12.
Das simetrias
A perfeição é a medida exata da simetria . Dizemos “belo” àquilo que é simétrico. Ser simétrico, portanto, equivale à aceitação da ideia de um padrão absoluto a partir do qual tudo no mundo pode ser medido, mensurado, e para onde tudo retorna, respondendo como derivado, sombra, simulacro. Um esquema mental perfeito demais, para ser verdade – e o modelo do Ocidente. Mas, e exatamente como afirma o excitadíssimo e delirante Dean Moriarty (Neal Cassady), no início da segunda parte de On the road (1957), de Jack Kerouac: “Desde os gregos, tudo tem se firmado sobre bases falsas. Você não pode desbundar com essa geometria e esses sistemas geométricos de pensar.” Expressões como : “esse arranjo está lindo !”, por exemplo , afirmam a nossa crença na existência de um modelo estético a partir do qual a beleza pode ser dita mais ou menos bela . Percebendo ou não , fazemos afirmações que oscilam entre esse mais ou esse menos, dito como ausência, sem se dizer; e fazemos isso a todos os instantes, e para tudo. Assim fazendo, assumimos um platonismo que nem de longe chegamos a pensar como estrutura fundante-fundamental de nossas ideias mais , ou menos , filosóficas.
Essas crenças, não poucas vezes inconscientes, aparecem disfarçadas nas coisas mais elementares do nosso cotidiano : “O amor é lindo !”; “Você viu como ela falava alto ? Que falta de educação !”; “O dia hoje está muito quente !”, et cetera.

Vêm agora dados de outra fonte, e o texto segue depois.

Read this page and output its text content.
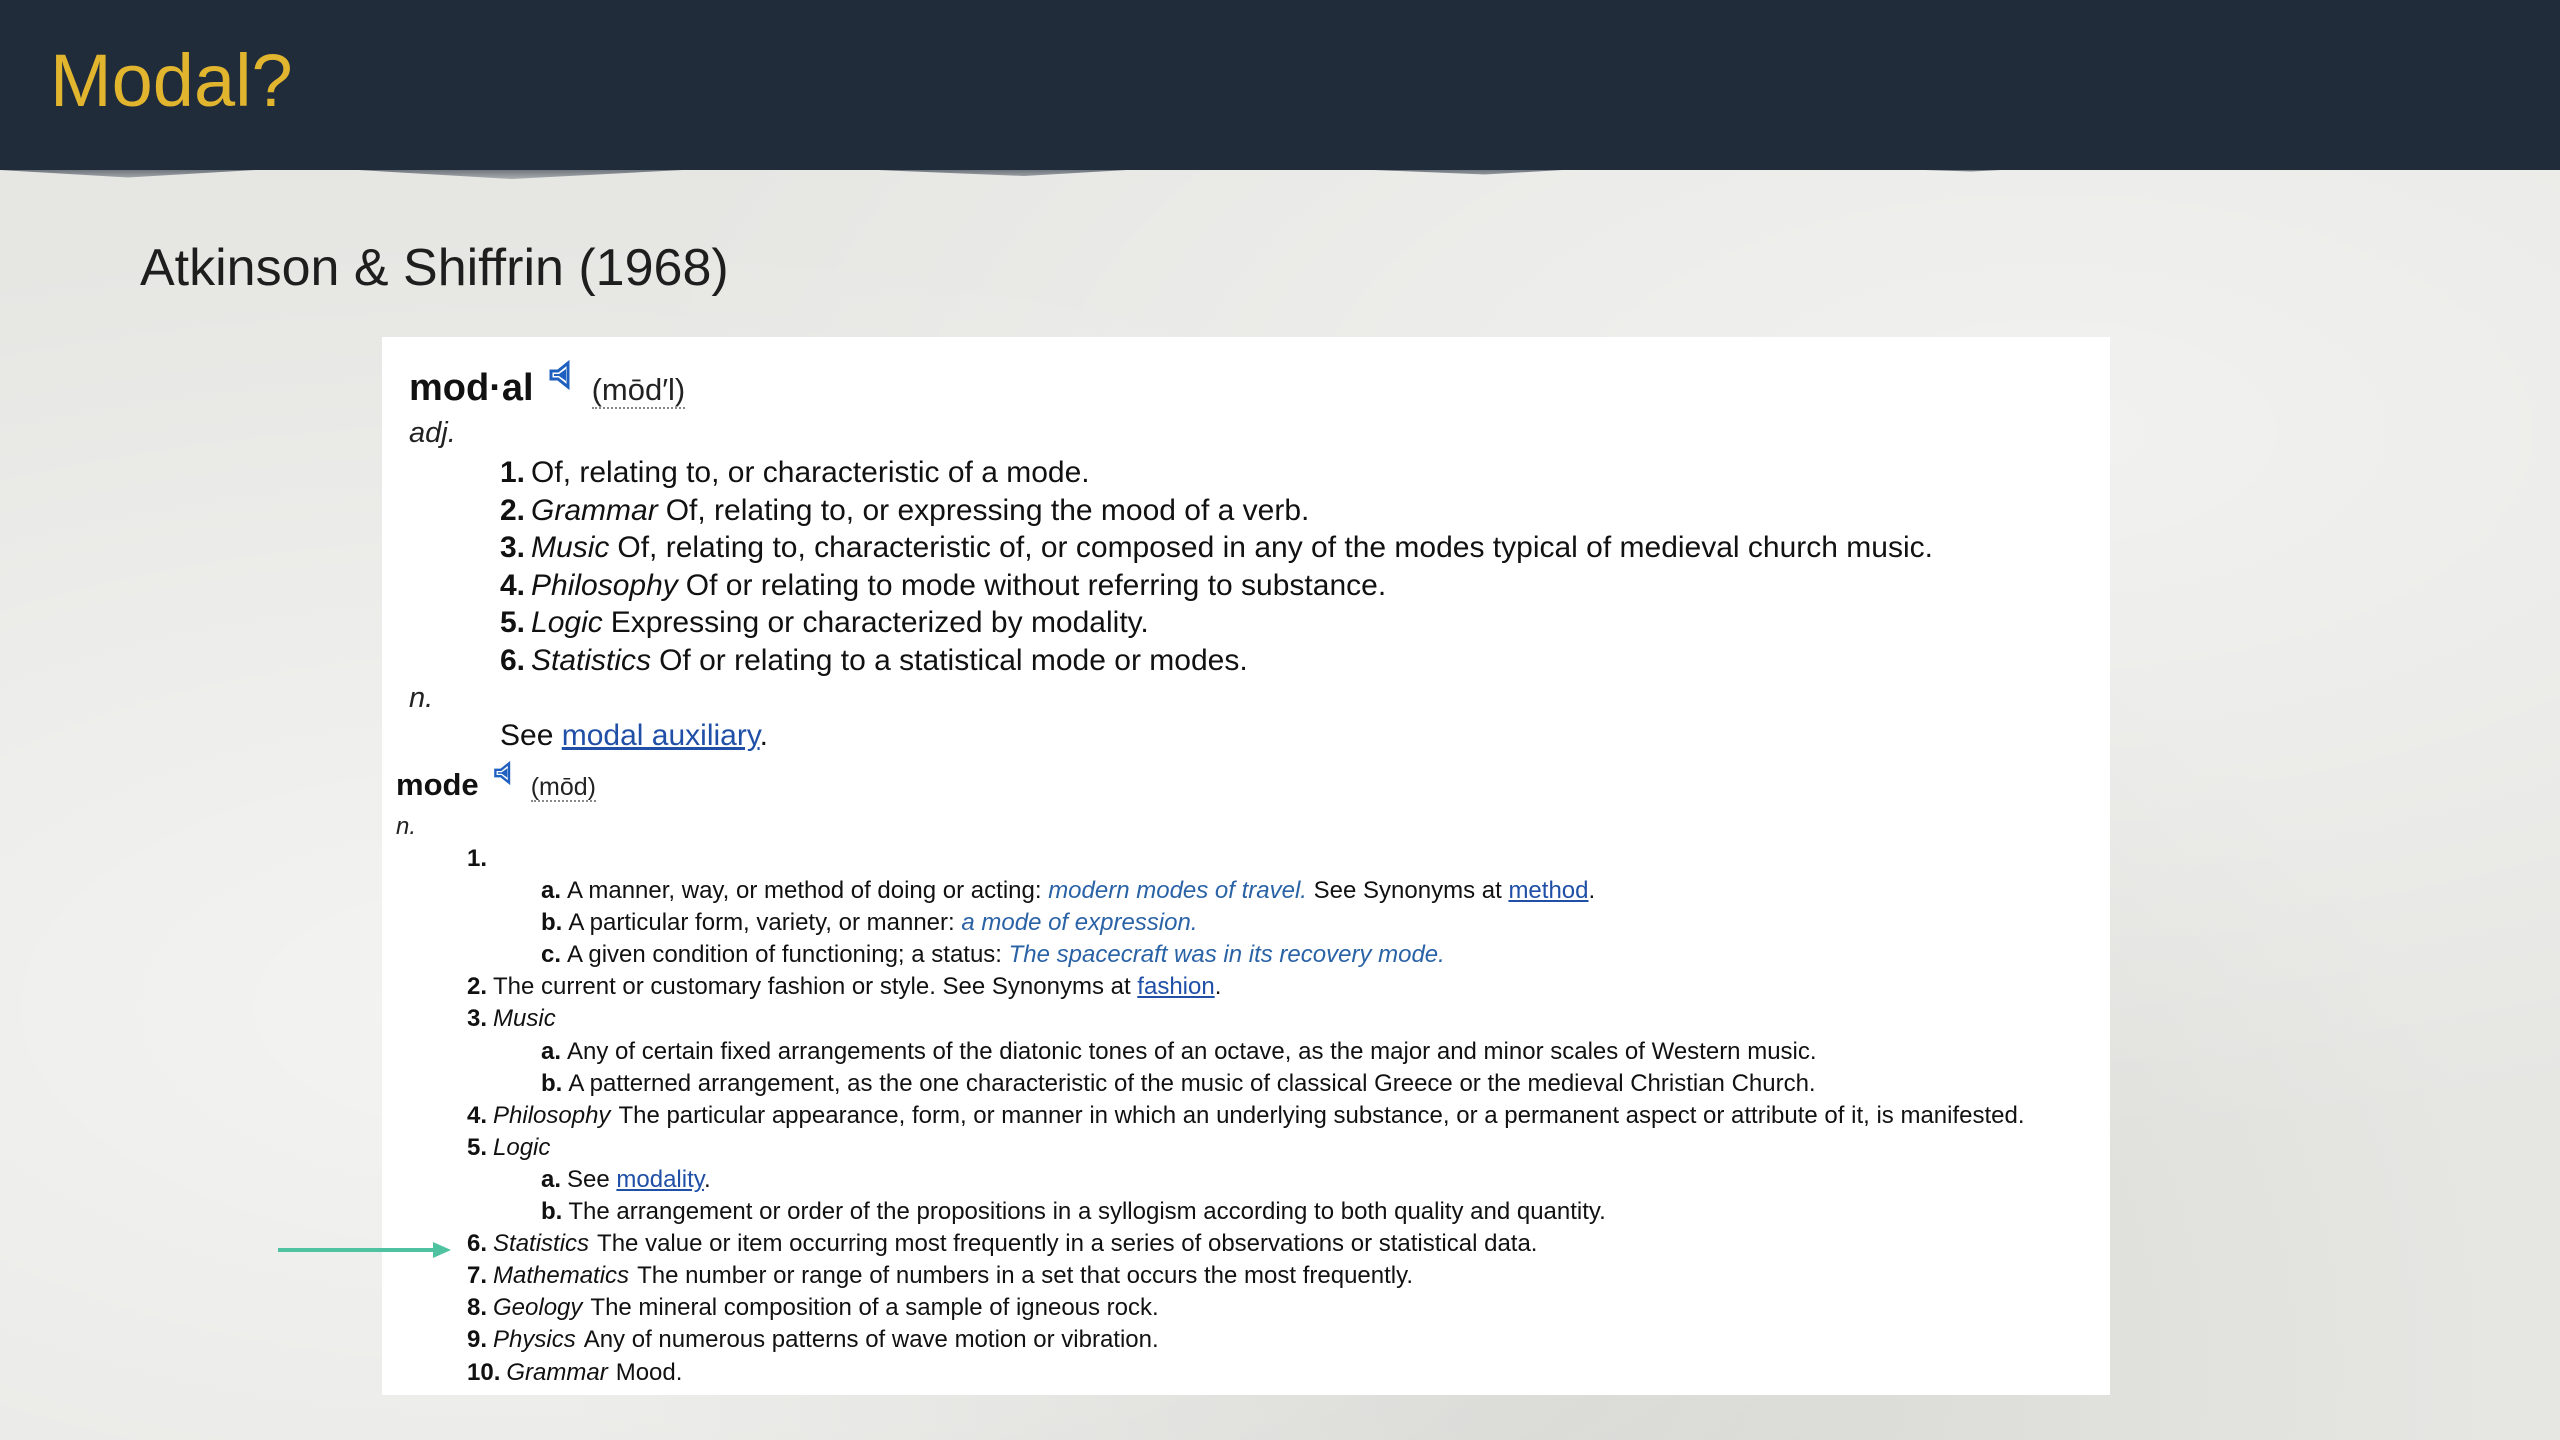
Modal?
Atkinson & Shiffrin (1968)
mod·al (mōd′l)
adj.
1. Of, relating to, or characteristic of a mode.
2. Grammar Of, relating to, or expressing the mood of a verb.
3. Music Of, relating to, characteristic of, or composed in any of the modes typical of medieval church music.
4. Philosophy Of or relating to mode without referring to substance.
5. Logic Expressing or characterized by modality.
6. Statistics Of or relating to a statistical mode or modes.
n.
See modal auxiliary.
mode (mōd)
n.
1.
a. A manner, way, or method of doing or acting: modern modes of travel. See Synonyms at method.
b. A particular form, variety, or manner: a mode of expression.
c. A given condition of functioning; a status: The spacecraft was in its recovery mode.
2. The current or customary fashion or style. See Synonyms at fashion.
3. Music
a. Any of certain fixed arrangements of the diatonic tones of an octave, as the major and minor scales of Western music.
b. A patterned arrangement, as the one characteristic of the music of classical Greece or the medieval Christian Church.
4. Philosophy The particular appearance, form, or manner in which an underlying substance, or a permanent aspect or attribute of it, is manifested.
5. Logic
a. See modality.
b. The arrangement or order of the propositions in a syllogism according to both quality and quantity.
6. Statistics The value or item occurring most frequently in a series of observations or statistical data.
7. Mathematics The number or range of numbers in a set that occurs the most frequently.
8. Geology The mineral composition of a sample of igneous rock.
9. Physics Any of numerous patterns of wave motion or vibration.
10. Grammar Mood.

A ideia de simetria, afincada à crença do modelo absoluto – perfeito –, esta às ordens da Vontade, à qual nos submetemos, mesmo quando conscientes de sua imperiosa tirania.
Foi levado pelas perfeições simétricas que julgava haver encontrado em Joana, que Igor casou-se com ela; apaixonado confesso. “O casal mais lindo da cidade !”, diziam os/as colunistas . “O filho desses dois vai ser uma coisa do outro mundo !”, diziam as tias velhas, segurando as suas taças cheias de Peter Brum.
Igor, porém, queria porque queria outro filho , ou filha, “para reparar as feridas que Melanie trouxera”, pensava, em mortal silêncio, com medo de estar blasfemando contra o bom Deus, que dá vida a todas as coisas.
De tanto insistir com Joana, acusando-a de racista, preconceituosa, et cetera, et cetera e tal , vieram brigas sobre brigas , tristezas sobre tristezas . No aniversário de dois anos de Melanie, e quando faltavam apenas sete dias para o terceiro aniversário de casamento dos dois , decidiram que não dava mais para viverem juntos , não daquele jeito .
Melanie ficou com a mãe , e com os avôs maternos. Igor voltou a morar com os pais , e com as tias velhas, fofoqueiras e frustradas. Essas, assimétricas que eram, nunca arranjaram casamento, e por isso davam todo o amor que tinham ao sobrinho infeliz, como se, ele, fosse o filho que não tiveram. Ademais, contentavam-se em ver novelas e dar conta da vida alheia . Na intimidade doméstica, perguntavam ao sobrinho, perplexas: “Como é que tudo pode findar assim, querido; como?”
“São as simetrias , minhas tias; são as malditas simetrias ...”, Igor respondia, bêbado e estressado.